FGR foetuses overexpress miR-185-5p, a miRNA related with the hypoxia response that modulates VEGF metabolism and neuronal plasticity. Further work is needed to evaluate its levels in maternal blood in order to assess if it could improve the understanding of late-onset FGR and the prediction of neurocognitive disability.

Authors’ contributions

José Morales-Roselló designed the study, performed the ultrasound examinations, performed part of the statistical analysis and wrote the manuscript.
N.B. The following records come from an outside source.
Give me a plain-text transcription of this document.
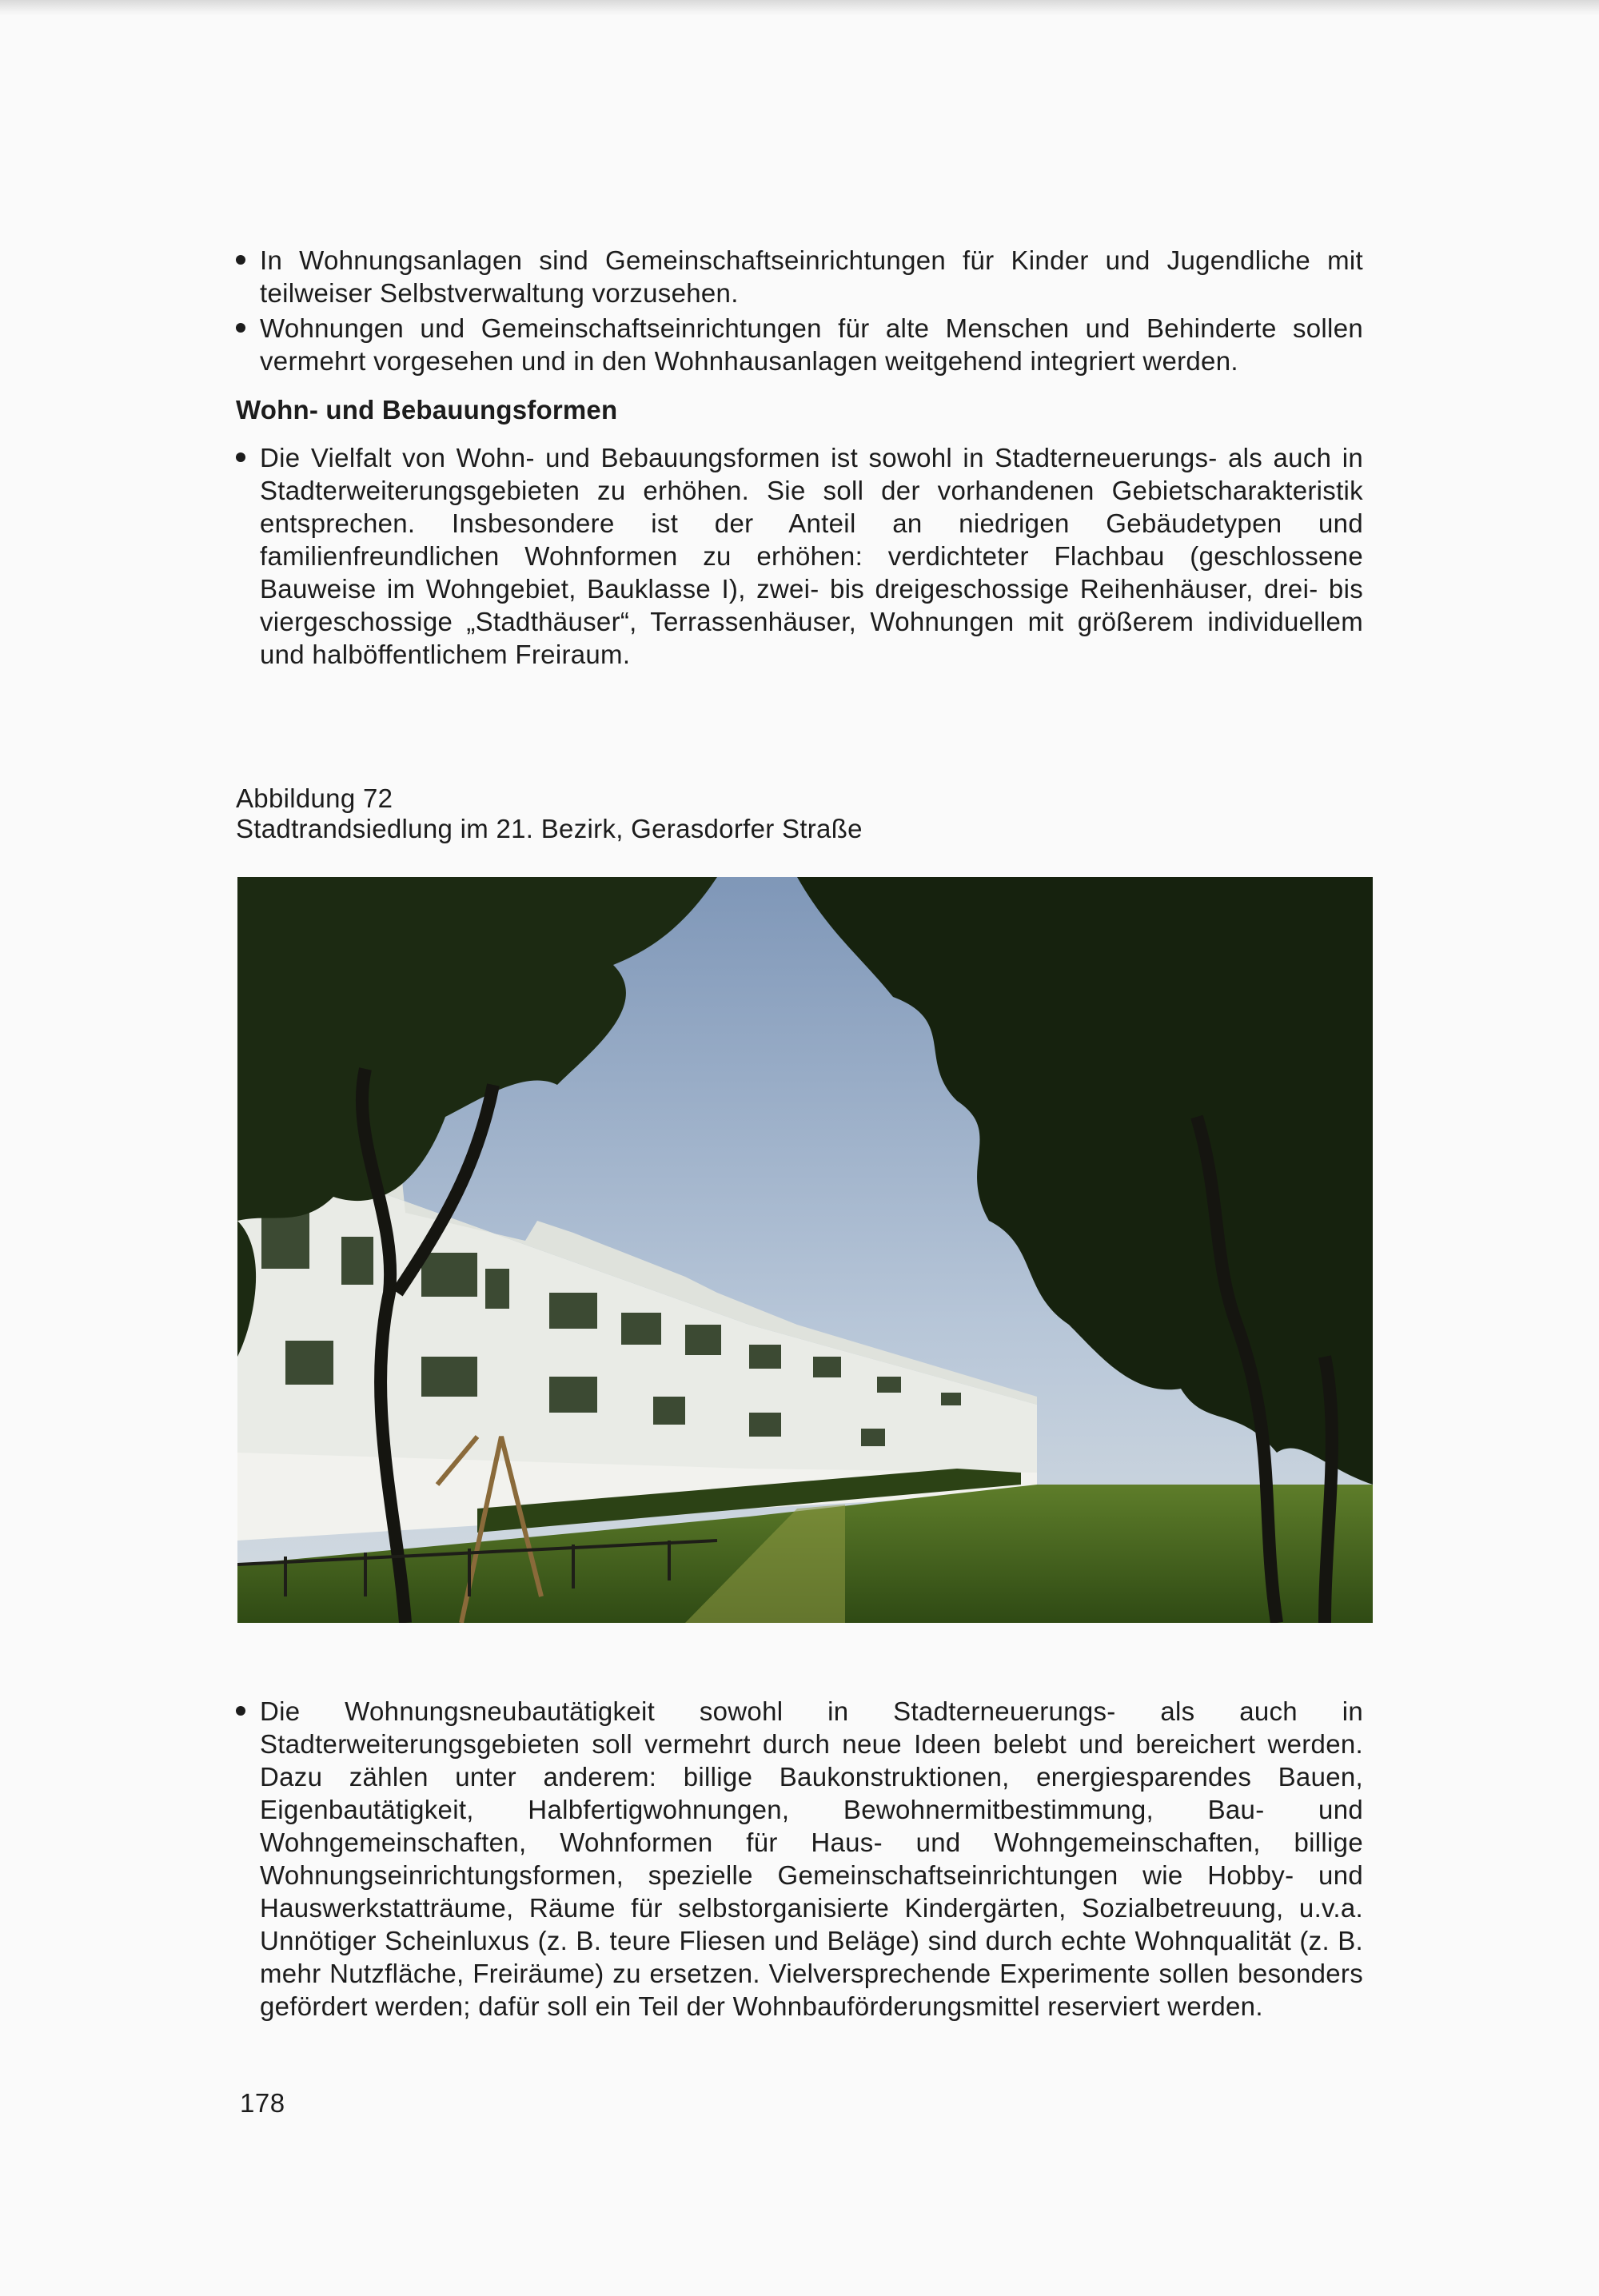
In Wohnungsanlagen sind Gemeinschaftseinrichtungen für Kinder und Jugendliche mit teilweiser Selbstverwaltung vorzusehen.
Wohnungen und Gemeinschaftseinrichtungen für alte Menschen und Behinderte sollen vermehrt vorgesehen und in den Wohnhausanlagen weitgehend integriert werden.
Wohn- und Bebauungsformen
Die Vielfalt von Wohn- und Bebauungsformen ist sowohl in Stadterneuerungs- als auch in Stadterweiterungsgebieten zu erhöhen. Sie soll der vorhandenen Gebietscharakteristik entsprechen. Insbesondere ist der Anteil an niedrigen Gebäudetypen und familienfreundlichen Wohnformen zu erhöhen: verdichteter Flachbau (geschlossene Bauweise im Wohngebiet, Bauklasse I), zwei- bis dreigeschossige Reihenhäuser, drei- bis viergeschossige „Stadthäuser“, Terrassenhäuser, Wohnungen mit größerem individuellem und halböffentlichem Freiraum.
Abbildung 72
Stadtrandsiedlung im 21. Bezirk, Gerasdorfer Straße
Die Wohnungsneubautätigkeit sowohl in Stadterneuerungs- als auch in Stadterweiterungsgebieten soll vermehrt durch neue Ideen belebt und bereichert werden. Dazu zählen unter anderem: billige Baukonstruktionen, energiesparendes Bauen, Eigenbautätigkeit, Halbfertigwohnungen, Bewohnermitbestimmung, Bau- und Wohngemeinschaften, Wohnformen für Haus- und Wohngemeinschaften, billige Wohnungseinrichtungsformen, spezielle Gemeinschaftseinrichtungen wie Hobby- und Hauswerkstatträume, Räume für selbstorganisierte Kindergärten, Sozialbetreuung, u.v.a. Unnötiger Scheinluxus (z. B. teure Fliesen und Beläge) sind durch echte Wohnqualität (z. B. mehr Nutzfläche, Freiräume) zu ersetzen. Vielversprechende Experimente sollen besonders gefördert werden; dafür soll ein Teil der Wohnbauförderungsmittel reserviert werden.
178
Eva María García Lopez, José Santiago Ibañez Cabellos and José Luis García Gimenez made the qPCR analysis, supervised the final manuscript and suggested valuable inputs to the text.

Gabriela Loscalzo performed data search and made notable contributions to the final text.

Antonio José Cañada Martínez performed part of the statistical analysis.

Alfredo Perales Marín supervised the manuscript and suggested valuable inputs to the text.

Data availability

The data that support the findings of this study are available from the corresponding author, JMR, upon reasonable request.

Statement of ethics

Institutional Review Board permission was obtained for this study (Reference 2016/453).

Acknowledgments

We would like to thank Patricia Roman Perez (midwife), Dr. Julia Desco (obstetrician) and Dr. Alicia Martinez Varea (obstetrician), for their valuable collaboration in recruiting the patients with FGR. In addition, we would like to thank the midwifery team and the personnel of the maternity operating rooms for their contribution in collecting blood samples.

Disclosure statement

José Luis García-Giménez owns stocks in EpiDisease SL (Spin-Off from the Consortium Center for Biomedical Network Research-Spanish Institute of Health Carlos III), an epigenetics company focused on the development of epigenetic biomarkers. Other authors report no conflict of interests.

Additional information

Funding

Funds were obtained from iPlacenta project, European Union’s Horizon 2020 Research and Innovation Programme, Marie Skłodowska-Curie grant agreement Number [765274].